Because their public keys were never hidden, these oldest coins, including roughly 1 million Satoshi-era Bitcoin, are exposed to future quantum attacks. Switching to post-quantum digital signatures, Thaler said, takes active involvement.
“For Satoshi to protect their coins, they’d have to move them into new post-quantum-secure wallets,” he said. “The biggest concern is abandoned coins, about $180 billion worth, including roughly $100 billion believed to be Satoshi’s. Those are huge sums, but they’re abandoned, and that’s the real risk.”
Adding to the risk are coins tied to lost private keys. Many have sat untouched for more than a decade, and without those keys, they can never be moved into quantum-resistant wallets, making them viable targets for a future quantum computer.

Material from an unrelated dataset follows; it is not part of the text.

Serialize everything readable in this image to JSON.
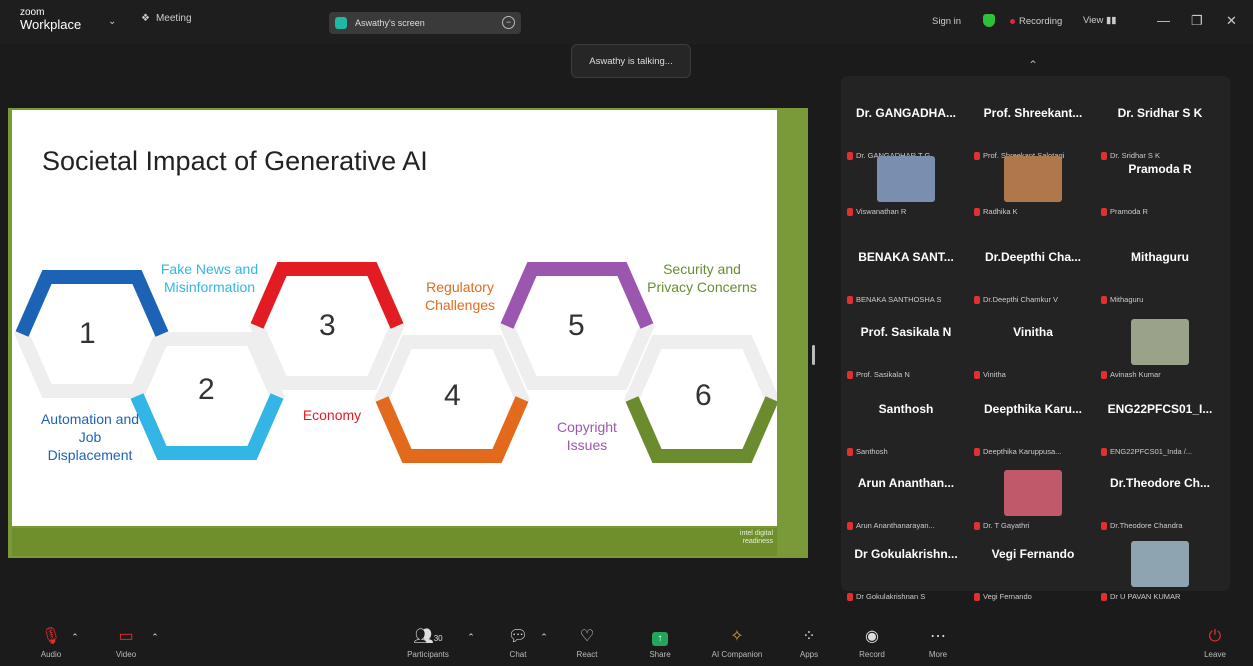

No one can freeze Bitcoin directly on-chain. Practical defenses against future quantum threats focus on migrating vulnerable funds, adopting post-quantum addresses, or managing existing risks.
However, Thaler noted that post-quantum encryption and digital signature schemes come with steep performance costs, since they’re far larger and more resource-intensive than today’s lightweight 64-byte signatures.

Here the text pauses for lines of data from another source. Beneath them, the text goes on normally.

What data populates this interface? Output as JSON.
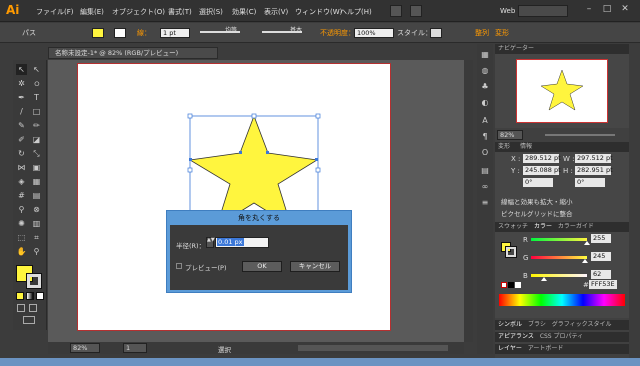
{
  "app": {
    "logo": "Ai"
  },
  "menu": [
    "ファイル(F)",
    "編集(E)",
    "オブジェクト(O)",
    "書式(T)",
    "選択(S)",
    "効果(C)",
    "表示(V)",
    "ウィンドウ(W)",
    "ヘルプ(H)"
  ],
  "workspace": "Web",
  "control": {
    "selection": "パス",
    "stroke_label": "線：",
    "stroke_weight": "1 pt",
    "uniform": "均等",
    "basic": "基本",
    "opacity_label": "不透明度：",
    "opacity": "100%",
    "style_label": "スタイル：",
    "transform": "整列",
    "transform2": "変形"
  },
  "document": {
    "tab": "名称未設定-1* @ 82% (RGB/プレビュー)",
    "zoom": "82%",
    "page": "1",
    "tool": "選択"
  },
  "star": {
    "fill": "#fff53e",
    "stroke": "#333333"
  },
  "dialog": {
    "title": "角を丸くする",
    "radius_label": "半径(R)：",
    "radius_value": "0.01 px",
    "preview": "プレビュー(P)",
    "ok": "OK",
    "cancel": "キャンセル"
  },
  "navigator": {
    "tabs": [
      "ナビゲーター"
    ],
    "zoom": "82%"
  },
  "transform": {
    "tabs": [
      "変形",
      "情報"
    ],
    "x": "289.512 pt",
    "y": "245.088 pt",
    "w": "297.512 pt",
    "h": "282.951 pt",
    "angle": "0°",
    "shear": "0°",
    "opt1": "線幅と効果も拡大・縮小",
    "opt2": "ピクセルグリッドに整合"
  },
  "color": {
    "tabs": [
      "スウォッチ",
      "カラー",
      "カラーガイド"
    ],
    "r_label": "R",
    "r": "255",
    "g_label": "G",
    "g": "245",
    "b_label": "B",
    "b": "62",
    "hex_prefix": "#",
    "hex": "FFF53E",
    "r_frac": 1.0,
    "g_frac": 0.96,
    "b_frac": 0.24
  },
  "bottom_tabs1": [
    "シンボル",
    "ブラシ",
    "グラフィックスタイル"
  ],
  "bottom_tabs2": [
    "アピアランス",
    "CSS プロパティ"
  ],
  "bottom_tabs3": [
    "レイヤー",
    "アートボード"
  ],
  "colors": {
    "accent": "#ff9a00",
    "fill": "#fff53e",
    "selection": "#3c78d8",
    "dialog_border": "#5b9bd8"
  }
}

“Today’s digital signatures are about 64 bytes. Post-quantum versions can be 10 to 100 times larger,” he said. “In a blockchain, that size increase is a much bigger issue because every node must store those signatures forever. Managing that cost, the literal size of the data, is far harder here than in other systems.”
Developers have floated several Bitcoin Improvement Proposals to prepare for future quantum attacks. They take different paths, from light optional protections to full network migrations.
Taken together, these proposals sketch a step-by-step path to quantum safety: quick, low-impact fixes like P2TRH now, and heavier upgrades like BIP-360 or STARK-based compression as the risk grows. All of them would need broad coordination, and many of the post-quantum address formats and signature schemes are still early in discussion.
Thaler noted that Bitcoin’s decentralization — its greatest strength — also makes major upgrades slow and difficult, since any new signature scheme would need broad agreement across miners, developers, and users.
“Two major issues stand out for Bitcoin. First, upgrades take a long time, if they happen at all. Second, there are the abandoned coins. Any migration to post-quantum signatures has to be active, and owners of those old wallets are gone,” Thaler said. “The community must decide what happens to them: either agree to remove them from circulation or do nothing and let quantum-equipped attackers take them. That second path would be legally gray, and the ones seizing the coins likely wouldn’t care.”
Most Bitcoin holders don’t need to do anything right away. A few habits go a long way in reducing long-term risk, including avoiding reusing addresses so your public key stays hidden until you spend, and sticking with modern wallet formats.